Kurz nach halb zehn Uhr abends hatte ich dann nach 21 Kilometern die erste Verpflegungsstelle erreicht. Die war auch nötig, denn ich hatte mich beim Gepäck stark zurück gehalten. Es war kühl genug, dass ich über meinem langärmeligen Laufshirt sowieso meine Wanderjacke anhatte. Auf einen Rucksack habe ich ganz verzichtet und nur eine Gürteltasche umgeschnallt, mit ein paar Müsliriegeln, Socken zum Wechseln, Mütze, Handschuhen, Handy und einem kleingefalteten Plastik-Einwegregenschutz.

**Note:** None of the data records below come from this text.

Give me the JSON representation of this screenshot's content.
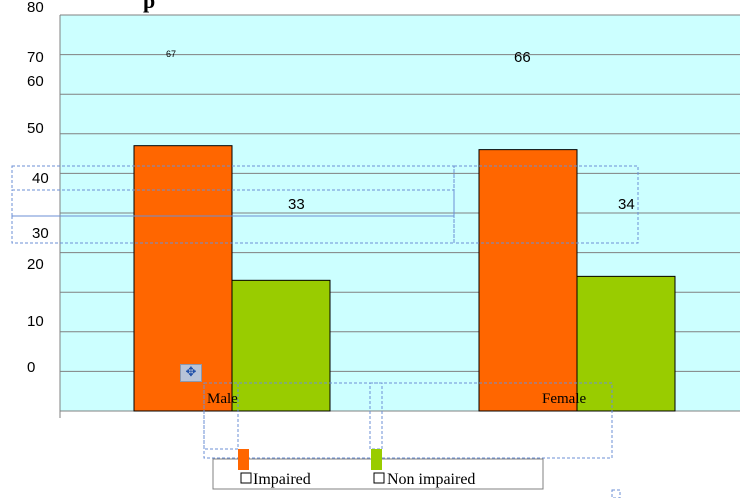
{
  "chart_data": {
    "type": "bar",
    "title_fragment": "p",
    "categories": [
      "Male",
      "Female"
    ],
    "series": [
      {
        "name": "Impaired",
        "values": [
          67,
          66
        ],
        "color": "#ff6600",
        "value_labels": [
          "67",
          "66"
        ]
      },
      {
        "name": "Non impaired",
        "values": [
          33,
          34
        ],
        "color": "#99cc00",
        "value_labels": [
          "33",
          "34"
        ]
      }
    ],
    "ylim": [
      0,
      100
    ],
    "y_tick_labels": [
      "80",
      "70",
      "60",
      "50",
      "40",
      "30",
      "20",
      "10",
      "0"
    ],
    "grid": true,
    "legend_position": "bottom"
  },
  "move_handle_icon": "move-cross-icon"
}
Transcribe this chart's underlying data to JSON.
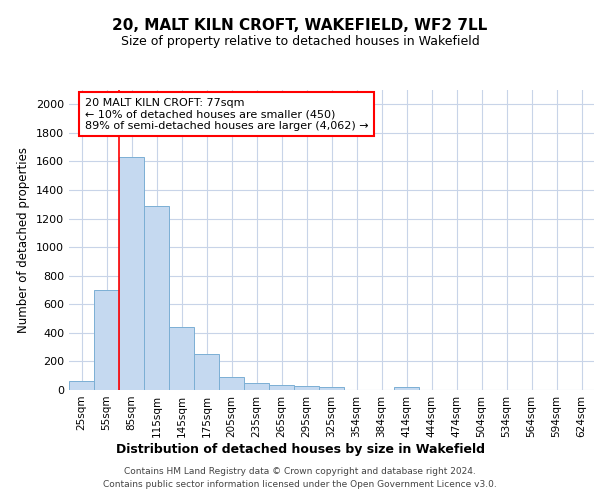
{
  "title": "20, MALT KILN CROFT, WAKEFIELD, WF2 7LL",
  "subtitle": "Size of property relative to detached houses in Wakefield",
  "xlabel": "Distribution of detached houses by size in Wakefield",
  "ylabel": "Number of detached properties",
  "bar_labels": [
    "25sqm",
    "55sqm",
    "85sqm",
    "115sqm",
    "145sqm",
    "175sqm",
    "205sqm",
    "235sqm",
    "265sqm",
    "295sqm",
    "325sqm",
    "354sqm",
    "384sqm",
    "414sqm",
    "444sqm",
    "474sqm",
    "504sqm",
    "534sqm",
    "564sqm",
    "594sqm",
    "624sqm"
  ],
  "bar_values": [
    65,
    700,
    1630,
    1285,
    440,
    255,
    90,
    52,
    38,
    28,
    20,
    0,
    0,
    18,
    0,
    0,
    0,
    0,
    0,
    0,
    0
  ],
  "bar_color": "#c5d9f0",
  "bar_edge_color": "#7bafd4",
  "annotation_title": "20 MALT KILN CROFT: 77sqm",
  "annotation_line1": "← 10% of detached houses are smaller (450)",
  "annotation_line2": "89% of semi-detached houses are larger (4,062) →",
  "ylim": [
    0,
    2100
  ],
  "yticks": [
    0,
    200,
    400,
    600,
    800,
    1000,
    1200,
    1400,
    1600,
    1800,
    2000
  ],
  "footer_line1": "Contains HM Land Registry data © Crown copyright and database right 2024.",
  "footer_line2": "Contains public sector information licensed under the Open Government Licence v3.0.",
  "bg_color": "#ffffff",
  "grid_color": "#c8d4e8"
}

Auf die Müsliriegel hätte ich auch verzichten können, denn Essen gab es bei den Verpflegungsstellen genug! An der ersten gab es Obst, Schokolade, Würstchen, Brote, Cola, Wasser und Saft. Ich hab mich mit meinem Proviant auf die nahe Wiese zurückgezogen und überlegt, was noch vor mir liegt. 21 Kilometer wären normalerweise als Tageswanderung völlig ausreichend für mich. Aber heute musste ich das ganze noch vier Mal absolvieren, bevor ich im Ziel ankommen würde. So viel Bewegung aus eigener Kraft am Stück war etwas völlig Neues für mich.